Monday, November 24, 2008

What Can We Do in Twenty-Five Days?

Isaiah 40:3

A voice of one calling:

"In the desert prepare the way for the LORD;

make straight in the wilderness a highway for our God.

The season of Advent is a season of preparation. It includes the four Sundays prior to Christmas so it’s about four weeks long, but it varies in length from year to year. If Christmas day is a Sunday, for example, Advent lasts a full four weeks, ending on Saturday, Christmas Eve. But if Christmas Day falls on a Monday, Advent’s only three weeks long, ending on the fourth Sunday but having no fourth week. This year Advent begins on November 30th and lasts twenty-five days.

Just twenty-five days to:

  • complete our Christmas shopping,
  • decorate the house and do the baking,
  • plan the parties or prepare for the trip back home,
  • get exams and papers out of the way,
  • lose more weight than can possibly be lost in a 25 day period filled with Christmas parties.

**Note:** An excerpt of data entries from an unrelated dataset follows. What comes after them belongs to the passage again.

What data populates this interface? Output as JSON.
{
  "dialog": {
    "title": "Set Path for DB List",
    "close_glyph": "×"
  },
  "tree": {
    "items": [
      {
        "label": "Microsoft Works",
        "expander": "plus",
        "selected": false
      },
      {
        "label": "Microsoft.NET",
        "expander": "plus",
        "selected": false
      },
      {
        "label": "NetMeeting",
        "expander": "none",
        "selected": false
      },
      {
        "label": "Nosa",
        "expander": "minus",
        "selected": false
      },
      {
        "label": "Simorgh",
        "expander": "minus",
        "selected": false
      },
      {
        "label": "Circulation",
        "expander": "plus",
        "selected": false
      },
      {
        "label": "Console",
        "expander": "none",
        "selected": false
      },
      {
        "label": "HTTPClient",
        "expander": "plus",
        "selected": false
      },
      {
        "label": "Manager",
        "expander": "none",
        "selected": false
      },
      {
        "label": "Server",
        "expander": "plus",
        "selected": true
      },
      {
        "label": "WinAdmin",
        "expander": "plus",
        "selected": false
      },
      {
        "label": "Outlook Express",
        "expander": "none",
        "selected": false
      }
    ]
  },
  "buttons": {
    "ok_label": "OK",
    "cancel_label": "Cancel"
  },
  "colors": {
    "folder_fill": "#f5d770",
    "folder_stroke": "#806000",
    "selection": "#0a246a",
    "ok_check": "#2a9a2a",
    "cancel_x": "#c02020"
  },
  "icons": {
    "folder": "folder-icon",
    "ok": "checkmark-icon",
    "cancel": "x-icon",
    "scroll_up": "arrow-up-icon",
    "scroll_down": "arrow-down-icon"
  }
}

No wonder so many of us will wake up on December 26th to discover that Christmas passed us by again and left us feeling empty and alone. But it isn’t Christmas, it's we who have passed by.

So, beginning on Sunday, November 30th, plan to take a few minutes each day to reflect with me. I’ll post a meditation on an element of Christmas – usually a biblical character, sometimes not – together with a text. The postings will vary in length (probably somewhere between a little too long and a little too short), but I hope each one will open up the story a little for you, or suggest something you hadn’t seen before.

Just twenty-five days:

  • to gather up our gratitudes and tie them with a bow,
  • to sow the things we hope to reap, and reap the things we sow,
  • and tell someone we’re sorry, or let an old hurt go,
  • or tell a friend we love her, or one we barely know,
  • and find the rushing torrent, and plunge beneath the flow of the love poured out on Bethlehem that day so long ago.

The biblical Christmas story is found in the first three chapters of Matthew and Luke.